Given $\displaystyle x = e^t - 6$ and $\displaystyle y = e^{2t}$

Eliminate the parameter to find a Cartesian equation of the curve.

Isolate t:

$\displaystyle x+6=e^t$

$\displaystyle t=\ln {(x+6)}$

Plug it into the y equation:

$\displaystyle y=e^{2\ln {(x+6)}}$ , $\displaystyle x> {-6}$
• Apr 8th 2008, 07:47 PM
o_O
Error in one of your steps:

$\displaystyle e^{t} = x + 6$
$\displaystyle \ln e^{t} = \ln (x + 6)$
$\displaystyle t = \ln (x + 6)$

6 is inside the logarithm as well.
• Apr 8th 2008, 07:49 PM
topher0805
That was just a typo by me. It still isn't the right answer and I have no idea why.
• Apr 8th 2008, 07:51 PM
o_O
Oooh. You just need to simplify a bit more. Remember your logarithm rules?
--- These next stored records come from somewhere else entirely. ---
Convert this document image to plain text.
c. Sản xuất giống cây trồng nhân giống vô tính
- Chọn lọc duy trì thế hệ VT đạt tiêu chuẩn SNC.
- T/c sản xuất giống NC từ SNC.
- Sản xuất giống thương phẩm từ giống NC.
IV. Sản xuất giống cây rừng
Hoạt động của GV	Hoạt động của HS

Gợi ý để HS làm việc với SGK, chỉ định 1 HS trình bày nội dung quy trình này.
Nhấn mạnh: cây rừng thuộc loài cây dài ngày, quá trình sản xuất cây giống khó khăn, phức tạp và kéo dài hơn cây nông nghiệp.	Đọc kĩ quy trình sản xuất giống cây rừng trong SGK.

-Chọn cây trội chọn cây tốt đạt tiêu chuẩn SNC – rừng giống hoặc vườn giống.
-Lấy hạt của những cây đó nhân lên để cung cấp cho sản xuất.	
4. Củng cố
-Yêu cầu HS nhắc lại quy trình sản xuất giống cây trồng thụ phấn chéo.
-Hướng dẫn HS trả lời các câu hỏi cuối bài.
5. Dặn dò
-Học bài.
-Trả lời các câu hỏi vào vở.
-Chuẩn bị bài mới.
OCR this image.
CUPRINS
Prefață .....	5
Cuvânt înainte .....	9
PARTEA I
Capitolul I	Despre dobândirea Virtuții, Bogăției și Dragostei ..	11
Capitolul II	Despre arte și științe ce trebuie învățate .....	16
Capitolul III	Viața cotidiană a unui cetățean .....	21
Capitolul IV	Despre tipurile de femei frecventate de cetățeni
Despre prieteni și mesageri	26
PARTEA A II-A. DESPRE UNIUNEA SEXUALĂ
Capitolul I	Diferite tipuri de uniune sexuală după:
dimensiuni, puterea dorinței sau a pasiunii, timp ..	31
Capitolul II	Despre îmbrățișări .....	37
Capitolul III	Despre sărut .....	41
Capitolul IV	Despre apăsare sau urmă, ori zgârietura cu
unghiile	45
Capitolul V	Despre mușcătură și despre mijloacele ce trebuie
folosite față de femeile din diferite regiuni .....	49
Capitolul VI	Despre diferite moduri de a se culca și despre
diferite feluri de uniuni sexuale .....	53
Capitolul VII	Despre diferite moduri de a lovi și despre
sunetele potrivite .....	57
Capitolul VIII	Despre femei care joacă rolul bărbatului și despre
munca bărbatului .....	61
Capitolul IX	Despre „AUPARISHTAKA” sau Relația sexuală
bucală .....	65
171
You can bring the 2 up:

$\displaystyle y = e^{\ln(x+6)^{2}}$

And hopefully you'll see how the e and the ln disappears ;)

Or you could've realized:
$\displaystyle y = e^{2t} = \left(e^{t}\right)^{2} = (x + 6)^{2}$
• Apr 8th 2008, 07:52 PM
topher0805
I don't know how I missed that.

• Apr 8th 2008, 08:12 PM
Soroban
Hello, topher0805!

Quote:

Given: .$\displaystyle \begin{array}{cccc}x& = & e^t - 6 & {\color{blue}[1]}\\ y &= &e^{2t} & {\color{blue}[2]}\end{array}$

Eliminate the parameter to find a Cartesian equation of the curve.

From [1], we have: .$\displaystyle e^t \:=\:x+6\quad\Rightarrow\quad e^{2t} \:=\:(x+6)^2$

Substitute into [2]: .$\displaystyle y \:=\:(x+6)^2$

This is an up-opening parabola with vertex (-6, 0).

However, note the domains of $\displaystyle x\text{ and }y\!:\;\;\begin{Bmatrix} x &\in &(\text{-}6,\,\infty) \\ y &\in &(0,\,\infty) \end{Bmatrix}$
Code:

                    |*                     |                     |                     *                     |                     *|                   * |                 *  |       --------o------+-----             -6      |

The graph is only the "right half" of the parabola.